A man of vision died recently, Robert Bourassa. No one can question his role in the changing Cree world. He left his mark on us all.
I know you would expect me to bring up the La Grande Complex or the fact that he was the first premier of Quebec to call in the Canadian Army to quell an Indian uprising during Oka.
But let me just point out that he was a man of vision. Perhaps that vision wasn’t what the Crees would have wished but it was truly grand in the eyes of Quebec and the watching world. The New England Americans flocked to the banner of “clean” renewable hydro-electric resources on a grand scale. Bourassa’s marketing ensured that 10 per cent of their power comes from Cree land. This is approval and a recognition of vision.
His response to the Oka crisis was in his eyes the same as when he had called in the army to occupy Quebec under the War Measures Act back in the 70’s in response to the FLQ. Given that record I feel there was no personal animosity towards Native people.

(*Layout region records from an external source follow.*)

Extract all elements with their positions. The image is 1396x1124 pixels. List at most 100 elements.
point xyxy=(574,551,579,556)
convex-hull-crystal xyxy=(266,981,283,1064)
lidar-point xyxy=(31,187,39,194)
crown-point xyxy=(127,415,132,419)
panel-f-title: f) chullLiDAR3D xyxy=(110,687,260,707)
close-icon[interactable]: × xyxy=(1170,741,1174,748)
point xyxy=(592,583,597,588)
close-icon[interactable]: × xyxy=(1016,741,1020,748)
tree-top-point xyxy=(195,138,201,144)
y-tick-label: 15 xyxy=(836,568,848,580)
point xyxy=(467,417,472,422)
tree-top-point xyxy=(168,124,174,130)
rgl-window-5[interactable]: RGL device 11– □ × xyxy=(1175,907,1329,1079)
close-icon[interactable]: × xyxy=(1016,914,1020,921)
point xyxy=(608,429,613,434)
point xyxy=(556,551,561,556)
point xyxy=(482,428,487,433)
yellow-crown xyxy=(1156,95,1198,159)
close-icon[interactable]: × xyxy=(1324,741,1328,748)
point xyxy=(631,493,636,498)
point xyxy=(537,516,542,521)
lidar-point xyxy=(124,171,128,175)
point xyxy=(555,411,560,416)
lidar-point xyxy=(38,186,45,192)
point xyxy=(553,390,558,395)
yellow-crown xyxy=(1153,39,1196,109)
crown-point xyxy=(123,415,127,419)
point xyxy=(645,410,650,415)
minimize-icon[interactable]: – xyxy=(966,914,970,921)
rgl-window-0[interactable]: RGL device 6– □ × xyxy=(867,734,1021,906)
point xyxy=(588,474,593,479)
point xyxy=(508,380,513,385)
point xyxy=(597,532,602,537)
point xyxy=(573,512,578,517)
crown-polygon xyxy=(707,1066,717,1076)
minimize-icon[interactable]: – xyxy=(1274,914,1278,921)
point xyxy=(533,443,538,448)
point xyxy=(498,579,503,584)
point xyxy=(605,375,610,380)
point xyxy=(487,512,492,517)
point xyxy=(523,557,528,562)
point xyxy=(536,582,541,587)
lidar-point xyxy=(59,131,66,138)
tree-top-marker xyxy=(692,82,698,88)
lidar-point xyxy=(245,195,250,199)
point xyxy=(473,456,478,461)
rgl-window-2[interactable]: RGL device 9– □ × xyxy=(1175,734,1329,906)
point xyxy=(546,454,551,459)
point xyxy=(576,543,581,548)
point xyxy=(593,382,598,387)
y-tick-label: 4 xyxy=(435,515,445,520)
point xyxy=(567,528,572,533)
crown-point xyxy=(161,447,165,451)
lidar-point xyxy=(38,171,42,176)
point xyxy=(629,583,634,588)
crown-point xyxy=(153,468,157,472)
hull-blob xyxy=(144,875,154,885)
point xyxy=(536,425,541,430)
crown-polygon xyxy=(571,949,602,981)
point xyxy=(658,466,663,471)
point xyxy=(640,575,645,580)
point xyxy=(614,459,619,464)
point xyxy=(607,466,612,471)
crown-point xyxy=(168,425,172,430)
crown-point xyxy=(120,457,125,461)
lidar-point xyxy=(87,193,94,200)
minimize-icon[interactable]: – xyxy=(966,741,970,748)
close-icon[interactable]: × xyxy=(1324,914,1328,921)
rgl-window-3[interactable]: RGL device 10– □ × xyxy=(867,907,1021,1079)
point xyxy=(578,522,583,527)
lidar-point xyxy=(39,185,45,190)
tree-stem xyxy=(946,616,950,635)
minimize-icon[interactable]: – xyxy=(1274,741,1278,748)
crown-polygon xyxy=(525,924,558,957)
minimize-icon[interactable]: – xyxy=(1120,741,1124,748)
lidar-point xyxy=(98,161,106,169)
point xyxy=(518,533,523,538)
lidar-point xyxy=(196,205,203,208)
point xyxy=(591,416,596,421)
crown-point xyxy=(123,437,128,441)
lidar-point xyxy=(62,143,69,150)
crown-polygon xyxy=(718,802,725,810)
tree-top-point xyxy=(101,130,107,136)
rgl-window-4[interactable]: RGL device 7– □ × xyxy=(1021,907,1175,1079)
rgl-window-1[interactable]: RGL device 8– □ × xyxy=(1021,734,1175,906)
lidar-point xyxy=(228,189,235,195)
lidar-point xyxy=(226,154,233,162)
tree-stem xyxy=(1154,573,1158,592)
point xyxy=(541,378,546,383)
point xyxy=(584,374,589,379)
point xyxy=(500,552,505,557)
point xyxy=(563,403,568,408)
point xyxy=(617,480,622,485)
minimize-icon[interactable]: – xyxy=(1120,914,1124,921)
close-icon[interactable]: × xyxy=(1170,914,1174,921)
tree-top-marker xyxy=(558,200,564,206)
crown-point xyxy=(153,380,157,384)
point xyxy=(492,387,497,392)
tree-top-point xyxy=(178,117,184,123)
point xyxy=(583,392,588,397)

You may think I bring these things up to speak ill of the dead. I do not. All of these things I have seen on TV, along with other milestones in Robert Bourassa’s life. Bourassa was the youngest premier elected in Quebec. His political comeback after allegations of misuse of influence left no doubt he was a survivor. His tenacious nature was known to all.
Many admired him for this as well as his personal touch with colleagues and opponents alike. He was quick to remember birthdays, pregnancies, weddings and election wins of both his allies and opposition. Political newcomer Robert Libman remembers a gift with a personally signed card. Another political opponent remembers Bourassa sending out for a tie to replace the one he had stained over the luncheon bargaining table. Bourassa looked his best later speaking to the National Assembly. One might say that Robert Bourassa cared more about Quebec than the PQ. It was during his reign as premier that the bilingual signs disappeared in Quebec. His attempts with Meech and Charlottetown show his belief in Quebec and its future.
I would say that for his time and his people Robert Bourassa was a great man.
And in the end he was a human being like the rest of us. He has passed on to another existence and leaves the legacy of his existence on this earth behind him.
The Creator speed him on his journey into the great unknown.